Segundo a dirigente venezuelana, a retomada desses recursos representa uma “vitória diplomática” e pode ajudar a fortalecer as reservas internacionais e a reorganizar indicadores macroeconômicos do país. Caracas sustenta que os ativos haviam sido bloqueados em meio ao isolamento financeiro imposto ao país nos últimos anos.

O valor total ainda não foi detalhado oficialmente pelas autoridades venezuelanas, mas a cifra pode alcançar os US$ 5 bilhões em direitos especiais de saque solicitados pelo país em 2020 e negados em meio ao impasse internacional sobre o reconhecimento do governo venezuelano. Em declarações reproduzidas pela imprensa, Rodríguez também agradeceu a países que atuaram nas negociações, entre eles o Brasil.

FMI fala em apoio financeiro adiante

No mesmo dia, a diretora-gerente do FMI, Kristalina Georgieva, afirmou que a Venezuela provavelmente poderá receber um programa de apoio financeiro no curso dessa reaproximação, desde que cumpra uma série de condições. Georgieva tratou dos auxílios como empréstimos e disse que o país enfrenta um “caminho muito difícil” para restaurar a estabilidade macroeconômica e financeira.

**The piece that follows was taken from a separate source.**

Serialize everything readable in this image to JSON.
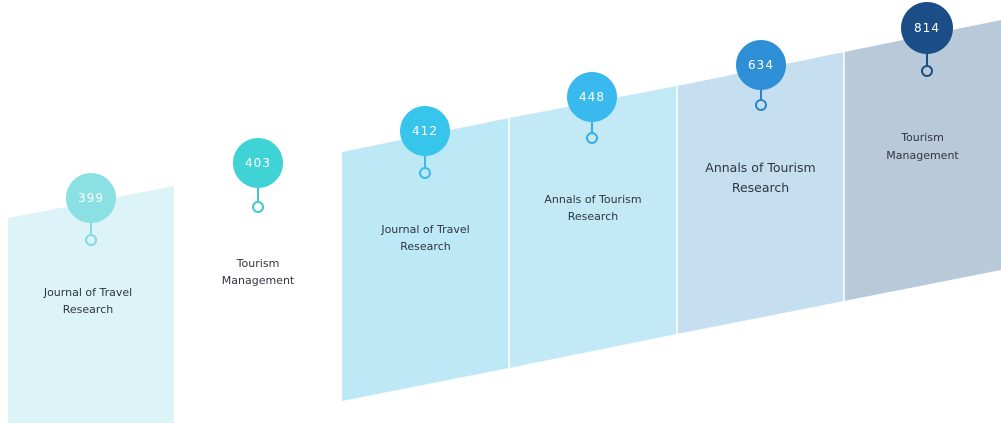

A executiva disse que o Fundo já iniciou contatos com autoridades venezuelanas e que uma das prioridades será avaliar a qualidade dos dados econômicos do país, considerada insuficiente pelo organismo. Também afirmou ainda que um eventual programa de apoio dependerá de um processo complexo, que inclui a análise de uma dívida estimada em mais de US$ 150 bilhões e o fortalecimento das instituições econômicas venezuelanas.

Na quinta-feira (16), o FMI e o Banco Mundial anunciaram o restabelecimento de relações com a Venezuela, suspensas desde março de 2019. Para o governo de Caracas, o desbloqueio dos ativos abre espaço para acelerar investimentos em infraestrutura e aliviar áreas diretamente afetadas pela crise econômica e pelas sanções.